What a peace it was when it really came at last! Whatever life there was under that deadly blast of war had been attracted to the camps. The strong man who had lost his all turned soldier that he might be able to rob others in turn. The young girl, who in better times would have passed on to a life of honourable wedlock with some youth who had been the companion of her childhood in the sports around the village fountain, had turned aside, for very starvation, to a life of shame in the train of one or other of the armies by which her home had been made desolate. In the later years of the war it was known that a body of 40,000 fighting men drew along with it a loathsome following of no less than 140,000 men, women, and children, contributing nothing to the efficiency of the army, and all of them living at the expense of the miserable peasants who still contrived to hold on to their ruined fields. If these were to live, they must steal what yet remained to be stolen; they must devour, with the insatiable hunger of locusts, what yet remained to be devoured. And then, if sickness came, or wounds—and sickness was no infrequent visitor in those camps—what remained but misery or death? Nor was it much better with the soldiers themselves. No careful surgeons passed over the battle-field to save life or limb. No hospitals received the wounded to the tender nursing of loving, gentle hands. Recruits were to be bought cheaply, and it cost less to enrol a new soldier than to cure an old one.

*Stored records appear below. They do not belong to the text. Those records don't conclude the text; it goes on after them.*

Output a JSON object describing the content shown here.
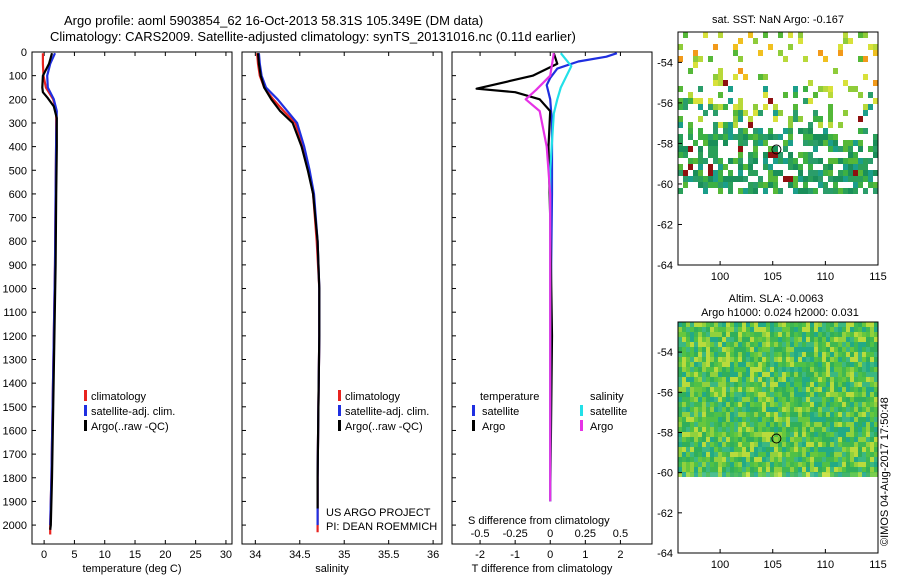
{
  "title_line1": "Argo profile: aoml 5903854_62 16-Oct-2013 58.31S 105.349E (DM data)",
  "title_line2": "Climatology: CARS2009. Satellite-adjusted climatology: synTS_20131016.nc (0.11d earlier)",
  "colors": {
    "climatology": "#e8231f",
    "satellite": "#1f2fe0",
    "argo": "#000000",
    "sal_satellite": "#22e0e8",
    "sal_argo": "#e632e6"
  },
  "chart_data": [
    {
      "type": "line",
      "id": "temperature",
      "xlabel": "temperature (deg C)",
      "ylabel": "",
      "xlim": [
        -2,
        31
      ],
      "ylim": [
        2080,
        0
      ],
      "xticks": [
        0,
        5,
        10,
        15,
        20,
        25,
        30
      ],
      "yticks": [
        0,
        100,
        200,
        300,
        400,
        500,
        600,
        700,
        800,
        900,
        1000,
        1100,
        1200,
        1300,
        1400,
        1500,
        1600,
        1700,
        1800,
        1900,
        2000
      ],
      "legend": [
        "climatology",
        "satellite-adj. clim.",
        "Argo(..raw -QC)"
      ],
      "series": [
        {
          "name": "climatology",
          "color": "#e8231f",
          "x": [
            -0.2,
            -0.2,
            -0.1,
            0.3,
            1.5,
            2.0,
            2.0,
            1.9,
            1.8,
            1.6,
            1.4,
            1.2,
            1.0,
            1.0
          ],
          "y": [
            5,
            50,
            100,
            150,
            200,
            250,
            350,
            600,
            900,
            1200,
            1500,
            1800,
            2000,
            2040
          ]
        },
        {
          "name": "satellite-adj. clim.",
          "color": "#1f2fe0",
          "x": [
            1.8,
            1.0,
            0.5,
            0.6,
            1.6,
            2.1,
            2.0,
            1.9,
            1.8,
            1.6,
            1.4,
            1.2,
            1.0
          ],
          "y": [
            5,
            50,
            100,
            150,
            200,
            250,
            350,
            600,
            900,
            1200,
            1500,
            1800,
            2000
          ]
        },
        {
          "name": "Argo(..raw -QC)",
          "color": "#000000",
          "x": [
            1.3,
            0.8,
            -0.2,
            -0.3,
            -0.2,
            0.6,
            1.6,
            2.1,
            2.1,
            2.0,
            1.9,
            1.7,
            1.5,
            1.3,
            1.1,
            1.0
          ],
          "y": [
            5,
            50,
            100,
            150,
            170,
            195,
            230,
            280,
            400,
            600,
            900,
            1200,
            1500,
            1800,
            2000,
            2020
          ]
        }
      ]
    },
    {
      "type": "line",
      "id": "salinity",
      "xlabel": "salinity",
      "ylabel": "",
      "xlim": [
        33.85,
        36.1
      ],
      "ylim": [
        2080,
        0
      ],
      "xticks": [
        34,
        34.5,
        35,
        35.5,
        36
      ],
      "legend": [
        "climatology",
        "satellite-adj. clim.",
        "Argo(..raw -QC)"
      ],
      "series": [
        {
          "name": "climatology",
          "color": "#e8231f",
          "x": [
            34.02,
            34.03,
            34.05,
            34.1,
            34.2,
            34.32,
            34.45,
            34.54,
            34.6,
            34.65,
            34.69,
            34.72,
            34.72,
            34.71,
            34.7,
            34.7
          ],
          "y": [
            5,
            50,
            100,
            150,
            200,
            250,
            300,
            400,
            500,
            600,
            800,
            1000,
            1200,
            1500,
            1800,
            2030
          ]
        },
        {
          "name": "satellite-adj. clim.",
          "color": "#1f2fe0",
          "x": [
            34.04,
            34.05,
            34.07,
            34.12,
            34.25,
            34.36,
            34.47,
            34.55,
            34.61,
            34.66,
            34.7,
            34.72,
            34.72,
            34.71,
            34.7,
            34.7
          ],
          "y": [
            5,
            50,
            100,
            150,
            200,
            250,
            300,
            400,
            500,
            600,
            800,
            1000,
            1200,
            1500,
            1800,
            2000
          ]
        },
        {
          "name": "Argo(..raw -QC)",
          "color": "#000000",
          "x": [
            34.03,
            34.04,
            34.06,
            34.1,
            34.18,
            34.28,
            34.42,
            34.52,
            34.59,
            34.65,
            34.7,
            34.72,
            34.72,
            34.71,
            34.7,
            34.7
          ],
          "y": [
            5,
            50,
            100,
            150,
            200,
            250,
            300,
            400,
            500,
            600,
            800,
            1000,
            1200,
            1500,
            1800,
            1930
          ]
        }
      ],
      "annotation_line1": "US ARGO PROJECT",
      "annotation_line2": "PI: DEAN ROEMMICH"
    },
    {
      "type": "line",
      "id": "differences",
      "xlabel": "T difference from climatology",
      "xlabel_top": "S difference from climatology",
      "xlim": [
        -2.8,
        2.9
      ],
      "ylim": [
        2080,
        0
      ],
      "xticks": [
        -2,
        -1,
        0,
        1,
        2
      ],
      "xtick_labels_top": [
        "-0.5",
        "-0.25",
        "0",
        "0.25",
        "0.5"
      ],
      "xtick_pos_top": [
        -2,
        -1,
        0,
        1,
        2
      ],
      "legend_headers": [
        "temperature",
        "salinity"
      ],
      "legend": [
        "satellite",
        "Argo",
        "satellite",
        "Argo"
      ],
      "series": [
        {
          "name": "satellite",
          "color": "#1f2fe0",
          "x": [
            1.9,
            1.6,
            0.8,
            0.2,
            0.0,
            -0.1,
            0.0,
            0.05,
            0.05,
            0.02,
            0.0,
            0.0
          ],
          "y": [
            5,
            20,
            40,
            70,
            110,
            140,
            200,
            300,
            600,
            1000,
            1500,
            1900
          ]
        },
        {
          "name": "Argo",
          "color": "#000000",
          "x": [
            0.1,
            0.2,
            -0.5,
            -2.1,
            -1.0,
            -0.3,
            0.0,
            -0.05,
            0.0,
            0.05,
            0.0
          ],
          "y": [
            5,
            50,
            100,
            155,
            170,
            200,
            250,
            400,
            700,
            1200,
            1900
          ]
        },
        {
          "name": "satellite",
          "color": "#22e0e8",
          "x": [
            0.3,
            0.6,
            0.3,
            0.2,
            0.1,
            0.0,
            0.0,
            0.0,
            0.0
          ],
          "y": [
            5,
            60,
            150,
            200,
            260,
            500,
            900,
            1400,
            1900
          ]
        },
        {
          "name": "Argo",
          "color": "#e632e6",
          "x": [
            0.1,
            0.0,
            -0.4,
            -0.7,
            -0.3,
            -0.1,
            0.0,
            0.0,
            0.0
          ],
          "y": [
            5,
            100,
            160,
            200,
            250,
            400,
            600,
            1200,
            1900
          ]
        }
      ]
    },
    {
      "type": "heatmap",
      "id": "sst",
      "title": "sat. SST: NaN Argo: -0.167",
      "xlim": [
        96,
        115
      ],
      "ylim": [
        -64,
        -52.5
      ],
      "xticks": [
        100,
        105,
        110,
        115
      ],
      "yticks": [
        -54,
        -56,
        -58,
        -60,
        -62,
        -64
      ],
      "marker": {
        "x": 105.35,
        "y": -58.3
      }
    },
    {
      "type": "heatmap",
      "id": "sla",
      "title_line1": "Altim. SLA: -0.0063",
      "title_line2": "Argo h1000: 0.024 h2000: 0.031",
      "xlim": [
        96,
        115
      ],
      "ylim": [
        -64,
        -52.5
      ],
      "xticks": [
        100,
        105,
        110,
        115
      ],
      "yticks": [
        -54,
        -56,
        -58,
        -60,
        -62,
        -64
      ],
      "data_ylim": [
        -60,
        -52.5
      ],
      "marker": {
        "x": 105.35,
        "y": -58.3
      }
    }
  ],
  "watermark": "©IMOS 04-Aug-2017 17:50:48"
}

§ 2. Decrease of the population.

The losses of the civil population were almost incredible. In a certain district of Thuringia which was probably better off than the greater part of Germany, there were, before the war cloud burst, 1,717 houses standing in nineteen villages. In 1649, only 627 houses were left. And even of the houses which remained many were untenanted. The 1,717 houses had been inhabited by 1,773 families. Only 316 families could be found to occupy the 627 houses. Property fared still worse. In the same district 244 oxen alone remained of 1,402. Of 4,616 sheep, not one was left. Two centuries later the losses thus suffered were scarcely recovered.

§ 3. Moral decadence.

And, as is always the case, the physical decline of the population was accompanied by moral decadence. Men who had been accustomed to live by the strong arm, and men who had been accustomed to suffer all things from those who were strong, met one another, even in the days of peace, without that mutual respect which forms the basis of well-ordered life. Courts were crowded with feather-brained soldiers whose highest ambition was to bedeck themselves in a splendid uniform and to copy the latest fashion or folly which was in vogue at Paris or Versailles. In the country district a narrow-minded gentry, without knowledge or culture, domineered over all around, and strove to exact the uttermost farthing from the peasant in order to keep up the outward appearance of rank. The peasant whose father had been bullied by marauding soldiers dared not lift up his head against the exactions of the squire. The burden of the general impoverishment fell heavily upon his shoulders. The very pattern of the chairs on which he sat, of the vessels out of which he ate and drank, assumed a ruder appearance than they had borne before the war. In all ranks life was meaner, poorer, harder than it had been at the beginning of the century.

§ 4. Intellectual decline even before the war.

If much of all this was the result of the war, something was owing to causes antecedently at work. The German people in the beginning of the seventeenth century was plainly inferior to the German people in the beginning of the sixteenth century. During the whole course of the war Maximilian of Bavaria was the only man of German birth who rose to eminence, and even he did not attain the first rank. The destinies of the land of Luther and Göthe, of Frederick II. and Stein were decided by a few men of foreign birth. Wallenstein was a Slavonian, Tilly a Walloon, Gustavus a Swede, Richelieu a Frenchman. The penalty borne by a race which was unable to control individual vigour within the limits of a large and fruitful national life was that individual vigour itself died out.

§ 5. Difficulties inherited from early times.

We may well leave to those who like such tasks the work of piling up articles of accusation against this man or that, of discovering that the war was all the fault of Ferdinand, or all the fault of Frederick, as party feeling may lead them. Probably the most lenient judgment is also the truest one. With national and territorial institutions the mere chaos which they were, an amount of political intelligence was needed to set them right which would be rare in any country or in any age.